Future studies should concentrate on the following techniques to increase the efficacy of Robotics-assisted gait training (RAGT): decreasing body weight support in accordance with subject capability, lengthening and accelerating walking time, and decreasing guidance force on the injured leg [22, 25, 26, 31]. Other crucial factors to take into account include expanding the sample size, protecting the integrity of the skin, and creating the best dosing schedule for each patient.

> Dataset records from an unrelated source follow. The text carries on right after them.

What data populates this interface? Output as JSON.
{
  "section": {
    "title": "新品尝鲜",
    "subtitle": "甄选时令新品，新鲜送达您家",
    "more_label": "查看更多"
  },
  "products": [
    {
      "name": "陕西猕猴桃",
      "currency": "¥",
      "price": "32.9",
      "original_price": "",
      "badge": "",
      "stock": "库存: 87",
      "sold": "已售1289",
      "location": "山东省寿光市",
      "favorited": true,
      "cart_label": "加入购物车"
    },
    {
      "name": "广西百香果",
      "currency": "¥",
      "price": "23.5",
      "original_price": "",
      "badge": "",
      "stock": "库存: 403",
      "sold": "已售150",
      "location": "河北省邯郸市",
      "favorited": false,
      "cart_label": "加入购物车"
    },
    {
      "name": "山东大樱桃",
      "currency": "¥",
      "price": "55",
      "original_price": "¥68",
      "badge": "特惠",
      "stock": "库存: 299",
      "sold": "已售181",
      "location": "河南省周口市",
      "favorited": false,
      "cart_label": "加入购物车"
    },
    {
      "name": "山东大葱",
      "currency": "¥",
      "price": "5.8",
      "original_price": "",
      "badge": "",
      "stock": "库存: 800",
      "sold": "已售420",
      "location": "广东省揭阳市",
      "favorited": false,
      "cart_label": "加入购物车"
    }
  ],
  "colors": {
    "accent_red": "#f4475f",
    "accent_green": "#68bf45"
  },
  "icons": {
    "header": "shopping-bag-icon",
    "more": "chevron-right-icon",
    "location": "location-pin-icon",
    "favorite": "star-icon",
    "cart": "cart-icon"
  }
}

There are also additional crucial factors. It’s significant that the current systematic evaluation contrasted RAGT with traditional training alone and only considered Robotics-assisted gait training (RAGT) employing fixed-exoskeleton robots. Gait speed was the sole variable selected for meta-analysis. Future systematic reviews should take into account research on all categories of robots used in RAGT, and the comparison group should include a variety of alternatives rather than just traditional training. Some authors have argued that the advantages of more modern robots can be outweighed by their superior capabilities, such as their ability to facilitate pelvic movements [17, 32]. Future systematic reviews must take these factors into account and attempt to conduct reviews using advanced robotics technology alone. To better support the use of robots in stroke survivors, the completion of meta-analyses using additional end variables, such as function and quality of life, is similarly advocated.
Conclusion:
The results of the current systematic review highlight the benefits of Robotic-assisted gait training (RAGT) for stroke survivors since RAGT has similar effects to conventional training in terms of enhancing stroke survivors’ functional capacity. According to a meta-analysis of 9 studies, there is no discernible difference in gait speed between the RAGT group and the traditional training group (CPT). However, a sub-analysis of gait speed in situations of chronic illness revealed a negligibly significant positive finding on effect size.
Declarations
Ethics approval: None
Acknowledgments: The authors of this manuscript acknowledge that this article could not have been finished without the help of the many people involved in the course of data generation and major revision.
Funding: The Training Program for Young and Middle-aged Academic and Technical Leaders of Yunnan Province (No. 2015HB042). First Class Curriculum Pharmacology) Construction Project of Yunnan Province (2019-2-123)
Conflicts of interest: The authors declare that they have no conflict of interest.